By comparison with the original Laigh Kirk, the West High Kirk was just a youngster. A second Church (now known as the Old High Kirk) had been built in Kilmarnock in 1732 to accommodate the growing population, but this did not have the same rights and privileges as the Parish Kirk. It was known as a Chapel of Ease, as there could only be one Parish Church, and its ministers were appointed by, and answerable to, the Laigh Kirk until 1764.
Ten years after the Laigh Kirk tragedy of 1801, however, the High Kirk was allowed to become a separate independent Parish Kirk. By this time there were around thirteen Presbyterian Churches in Kilmarnock.
The most important event in the history of the Kilmarnock churches came 30 years later in 1843 with the Disruption. In 1835 the Church of Scotland had passed the Veto Act (to prevent the worst abuses of lairds and councils picking their ministers) and the Chapel Act (giving ministers of Chapels of Ease, such as the High Kirk, the same rights as the minister in the Laigh Kirk).
This was contested in the courts by, among others, William Cunninghame of Lainshaw House at Stewarton, as he was the laird who picked the Stewarton minister.

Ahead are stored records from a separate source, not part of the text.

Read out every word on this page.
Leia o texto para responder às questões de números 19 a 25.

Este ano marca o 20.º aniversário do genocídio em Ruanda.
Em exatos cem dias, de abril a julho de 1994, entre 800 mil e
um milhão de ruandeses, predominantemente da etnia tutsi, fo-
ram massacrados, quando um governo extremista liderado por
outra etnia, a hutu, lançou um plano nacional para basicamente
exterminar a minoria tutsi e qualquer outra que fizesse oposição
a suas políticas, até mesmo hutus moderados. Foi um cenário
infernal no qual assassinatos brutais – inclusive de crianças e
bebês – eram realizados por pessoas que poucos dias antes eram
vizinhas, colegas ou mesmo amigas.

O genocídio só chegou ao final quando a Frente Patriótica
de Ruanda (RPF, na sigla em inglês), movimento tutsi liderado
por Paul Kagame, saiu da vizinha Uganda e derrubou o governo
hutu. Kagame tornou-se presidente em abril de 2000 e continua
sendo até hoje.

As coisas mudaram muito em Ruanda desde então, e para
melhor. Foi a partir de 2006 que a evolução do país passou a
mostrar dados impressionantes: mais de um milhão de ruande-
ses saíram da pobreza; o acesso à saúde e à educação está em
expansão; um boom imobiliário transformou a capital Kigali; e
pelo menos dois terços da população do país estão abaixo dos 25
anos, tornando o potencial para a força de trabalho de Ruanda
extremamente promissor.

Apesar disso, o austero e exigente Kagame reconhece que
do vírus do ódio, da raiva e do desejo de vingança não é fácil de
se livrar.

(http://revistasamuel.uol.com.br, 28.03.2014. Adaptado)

He won his case and as a result Dr Thomas Chalmers led a ‘walk-out’ from the General Assembly on May 18th1843. Among the 474 ministers who walked out was Rev. Thomas Main of the High Kirk along with most of his elders, to be joined by six elders from the Laigh Kirk. Since they had no Church, they were allowed to meet in the old King Street Church. These new churches called themselves Free Churches and the Kirk Session then acquired a plot of land at the top of Portland Street, and set about raising funds. Their new Church was designed by Cousin and Gale of Edinburgh and built by local tradesmen. The foundation stone was laid by William Houison Crawford of Craufurdland Castle, one of the elders who had left the Laigh Kirk, and it was finished within the year. It cost, including the land, approximately £3,000 and it is to their credit that they opened the new Free High Kirk on July 26th 1844. It is worth noting that this new Free Church had, within a few years, around 700 church buildings, 500 manses and three theological colleges. In 1876 some members left the Free High Kirk to form the Grange Free Kirk, then in 1900 the name was changed to the High United Free Kirk. In 1929 the Church returned to the fold, to be known from then on as the West High Kirk. 1994 saw the 150th anniversary celebrations, yet within six years the wheel had turned full circle with the West High Kirk uniting once again with the Laigh Kirk in October 2000 to form the Laigh West High Kirk.
As regards West High Kirk minsters, in the last years of the 19th century Rev. James Moffat was an interim minister during the Rev. Thom’s illness. He went on to become Professor Moffat at the United Free Church College in Glasgow and thence to the Theological Seminary in New York. He was the author of the Moffat translation of the Bible (1926).
Several ministers and former ministers of the West High Kirk were the following Moderators:
Rev. Thomas Main (1843-1857)
Rev. Daniel Lamont 1900-1904)
Rev. G. J. Jeffrey (1920-1928)
Rev. Leonard Small (1935 – 1944)
Rev Ian Miller (1945-1950) (not in Scotland)
In addition, Rev A. McLellan’s son (2000) and Rev I. Millar’s son (2001) also served in this high office. This was a unique achievement for a Scottish Parish Church, with past ministers’ sons providing two consecutive moderators.